20代でも要注意!「老眼」は生産性を奪う 眼科医が解説、自分でできる対策とは
食事・睡眠・運動も目に影響する
さらに、食事や睡眠などの生活習慣も重要です。老眼は目の老化現象でもあります。糖尿病や高血圧など、目に関係のなさそうな病気が目の老化を早めることもあるので、注意が必要です。 甘いものや塩分を控えることは、目の健康にも効果的です。また「ルテイン」という緑黄色野菜に多く含まれる栄養素が特に目の健康に良いとされています。 睡眠時間は6時間から9時間は確保することが基本です。睡眠時間を1時間増やすと、目の回復時間が増えると同時に、目の使用時間が1時間減ることになります。目の健康だけを考えると、起きている時間を延ばすほど目にダメージが起きやすく、回復の時間が少なくなるので、睡眠時間をしっかりと確保したいものです。いびきや睡眠時無呼吸症候群がある場合は、治療を受けたほうが目の健康維持に効果的だといわれています。 さらに有酸素運動として、1回あたり30分ほどのジョギングやウオーキングを、週3回程度行うといいでしょう。ルームランナーなどを使う室内よりも、外で歩くほうが自然と遠方を見ることになるので、目の健康のためには望ましいといえます。外を歩く習慣がある人は、近視が進行しづらいともいわれています。 紫外線はカットすることが望ましいのですが、今の眼鏡のほとんどは紫外線カット機能がついているので、あまり気にする必要はありません。ブルーライトもカットすることが望ましいといわれてきましたが、ブルーライトの眼精疲労や老眼への影響は明確には証明されていないため、過度に心配する必要はないと思います。 しいていえば、夜にブルーライトを浴びると睡眠の質が低下するため、夜間はなるべく避ける。朝はむしろ太陽光に含まれるブルーライトを浴びたほうが夜に「メラトニン」というホルモンが分泌されてサーカディアンリズム(おおよそ1日の体内リズム)が整い、睡眠の質が向上するといわれています。 ――老眼の治療法はあるのでしょうか。 老眼は目の老化現象なので、根本的な治療方法はありません。老眼の症状を軽減するとされる点眼薬がアメリカでは使用されはじめていて、日本でも導入が検討されているようですが、現状では、日本でできる老眼への対処法は老眼鏡などを使うか、手術するかの2種類です。 視力矯正の手段として眼鏡以外に遠近両用のコンタクトレンズもありますが、日本ではまだあまり知られていません。
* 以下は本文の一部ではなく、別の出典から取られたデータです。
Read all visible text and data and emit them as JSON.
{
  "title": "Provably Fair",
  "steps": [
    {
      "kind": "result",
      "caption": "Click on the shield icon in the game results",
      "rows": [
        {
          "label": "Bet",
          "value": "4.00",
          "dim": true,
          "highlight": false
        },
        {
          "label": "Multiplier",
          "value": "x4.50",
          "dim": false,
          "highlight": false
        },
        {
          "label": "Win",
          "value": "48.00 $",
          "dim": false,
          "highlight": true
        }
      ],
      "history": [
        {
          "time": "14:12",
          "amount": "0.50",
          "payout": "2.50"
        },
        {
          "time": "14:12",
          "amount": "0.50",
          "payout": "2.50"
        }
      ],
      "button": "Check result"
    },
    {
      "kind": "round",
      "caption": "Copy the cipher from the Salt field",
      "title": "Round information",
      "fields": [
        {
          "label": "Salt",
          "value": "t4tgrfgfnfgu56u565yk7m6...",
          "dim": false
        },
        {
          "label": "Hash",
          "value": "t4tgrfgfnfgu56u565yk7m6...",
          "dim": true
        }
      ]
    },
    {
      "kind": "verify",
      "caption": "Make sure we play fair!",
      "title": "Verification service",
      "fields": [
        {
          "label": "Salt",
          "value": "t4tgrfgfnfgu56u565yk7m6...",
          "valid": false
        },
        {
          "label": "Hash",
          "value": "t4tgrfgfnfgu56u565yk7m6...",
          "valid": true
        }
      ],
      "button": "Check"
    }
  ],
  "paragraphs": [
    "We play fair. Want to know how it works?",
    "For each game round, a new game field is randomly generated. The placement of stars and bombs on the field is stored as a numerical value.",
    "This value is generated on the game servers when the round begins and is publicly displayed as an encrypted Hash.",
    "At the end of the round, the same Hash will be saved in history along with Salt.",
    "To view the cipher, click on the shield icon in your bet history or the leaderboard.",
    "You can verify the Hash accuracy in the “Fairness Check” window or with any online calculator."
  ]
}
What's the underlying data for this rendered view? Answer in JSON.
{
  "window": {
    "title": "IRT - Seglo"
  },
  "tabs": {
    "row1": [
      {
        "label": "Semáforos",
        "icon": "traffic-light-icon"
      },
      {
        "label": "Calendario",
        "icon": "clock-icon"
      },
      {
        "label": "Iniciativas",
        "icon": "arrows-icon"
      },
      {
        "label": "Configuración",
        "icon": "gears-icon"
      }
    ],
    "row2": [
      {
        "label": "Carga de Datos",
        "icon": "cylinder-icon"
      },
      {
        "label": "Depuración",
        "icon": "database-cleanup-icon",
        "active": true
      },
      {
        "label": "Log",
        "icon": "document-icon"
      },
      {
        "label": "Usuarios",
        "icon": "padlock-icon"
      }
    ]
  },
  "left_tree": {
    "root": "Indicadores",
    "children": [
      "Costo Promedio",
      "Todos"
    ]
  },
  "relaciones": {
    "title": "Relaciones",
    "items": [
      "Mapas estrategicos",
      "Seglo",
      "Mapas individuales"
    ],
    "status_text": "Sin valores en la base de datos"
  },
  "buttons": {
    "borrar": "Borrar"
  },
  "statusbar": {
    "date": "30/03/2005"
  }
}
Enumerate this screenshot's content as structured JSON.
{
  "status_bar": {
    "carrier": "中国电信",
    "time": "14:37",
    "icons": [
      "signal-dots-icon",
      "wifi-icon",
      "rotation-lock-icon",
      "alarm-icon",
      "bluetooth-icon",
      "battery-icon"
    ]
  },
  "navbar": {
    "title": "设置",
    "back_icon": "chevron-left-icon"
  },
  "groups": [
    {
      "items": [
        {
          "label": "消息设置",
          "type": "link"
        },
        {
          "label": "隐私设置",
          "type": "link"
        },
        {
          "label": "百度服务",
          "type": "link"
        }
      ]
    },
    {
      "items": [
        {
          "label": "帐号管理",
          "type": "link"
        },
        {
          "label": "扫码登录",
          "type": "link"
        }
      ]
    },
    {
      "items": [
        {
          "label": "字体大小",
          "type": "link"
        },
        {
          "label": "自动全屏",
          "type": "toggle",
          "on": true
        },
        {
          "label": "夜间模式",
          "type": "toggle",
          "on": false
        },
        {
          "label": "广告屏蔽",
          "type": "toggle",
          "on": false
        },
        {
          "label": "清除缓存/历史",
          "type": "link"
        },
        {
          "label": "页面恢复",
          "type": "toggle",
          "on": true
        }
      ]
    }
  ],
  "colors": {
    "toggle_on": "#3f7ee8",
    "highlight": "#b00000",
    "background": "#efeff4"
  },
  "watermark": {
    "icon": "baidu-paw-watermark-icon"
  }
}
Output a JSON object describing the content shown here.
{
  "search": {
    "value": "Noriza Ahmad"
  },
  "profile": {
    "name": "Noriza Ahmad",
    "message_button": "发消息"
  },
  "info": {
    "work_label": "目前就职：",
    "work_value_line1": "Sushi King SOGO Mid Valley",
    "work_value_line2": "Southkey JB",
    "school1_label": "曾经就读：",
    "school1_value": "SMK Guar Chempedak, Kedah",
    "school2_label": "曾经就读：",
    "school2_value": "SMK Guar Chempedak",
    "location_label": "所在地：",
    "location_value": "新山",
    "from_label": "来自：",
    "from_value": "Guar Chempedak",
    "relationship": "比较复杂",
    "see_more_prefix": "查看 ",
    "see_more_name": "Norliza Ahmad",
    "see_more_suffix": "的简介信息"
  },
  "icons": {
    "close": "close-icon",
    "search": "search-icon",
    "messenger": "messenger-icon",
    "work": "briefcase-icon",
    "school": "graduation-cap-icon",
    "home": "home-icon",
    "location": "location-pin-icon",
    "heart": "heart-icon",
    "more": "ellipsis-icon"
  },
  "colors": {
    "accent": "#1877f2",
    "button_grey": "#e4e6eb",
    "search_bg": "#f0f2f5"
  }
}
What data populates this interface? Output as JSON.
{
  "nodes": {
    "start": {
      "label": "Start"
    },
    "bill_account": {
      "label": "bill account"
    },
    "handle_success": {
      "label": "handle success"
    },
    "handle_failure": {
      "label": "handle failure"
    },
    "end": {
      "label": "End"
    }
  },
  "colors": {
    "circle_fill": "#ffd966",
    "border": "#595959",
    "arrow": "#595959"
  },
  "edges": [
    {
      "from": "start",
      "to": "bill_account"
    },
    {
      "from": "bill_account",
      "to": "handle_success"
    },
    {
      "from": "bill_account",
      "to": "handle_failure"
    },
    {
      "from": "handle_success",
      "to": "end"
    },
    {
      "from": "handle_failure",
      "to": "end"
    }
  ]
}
遠近両用コンタクトレンズは眼鏡とは構造が違い、多焦点レンズといって遠くと近くへ同時にピントが合うようになっていて、脳がどちらを見るか取捨選択します。このコンタクトレンズには、合う人と合わない人の個人差が大きいという特徴があります。脳がうまく適応できない場合は、全く役に立たないと感じる人もいるようです。また眼鏡と違ってフレームがないので、重さがなく視野も広くなります。デメリットとしては、着け外しが眼鏡よりもめんどうなことと一般的なコンタクトレンズより値段が高い点が挙げられます。慣れれば使えるようになる場合もあるので、使用するなら早いうちから始めたほうがいいでしょう。 手術には、レーシックやICL(眼内コンタクトレンズ)の遠近両用を入れるという方法もありますが、圧倒的に多いのは白内障の手術をする際に多焦点レンズも入れるという方法です。これが老眼関連の手術全体の約98%を占めています。 白内障は水晶体が白く濁って硬くなる病気です。物が見えにくくなったり、かすんだり、二重に見えたりするなど、人によって症状はさまざまです。目の老化現象として最も一般的なもので、50歳で約半数、80歳以上ではほとんどの人が発症するほどです。そのため、老眼鏡やコンタクトレンズで補強し、白内障になった際に多焦点レンズを入れる手術をすることが、現状負担の最も少ない方法だといえます。 自動でピントを調節する次世代型眼鏡の開発も進められているようです。実現すれば、眼鏡をかけ替えることなく、自動的に遠距離から手元まで見たい場所にピントを合わせてくれるようになるかもしれません。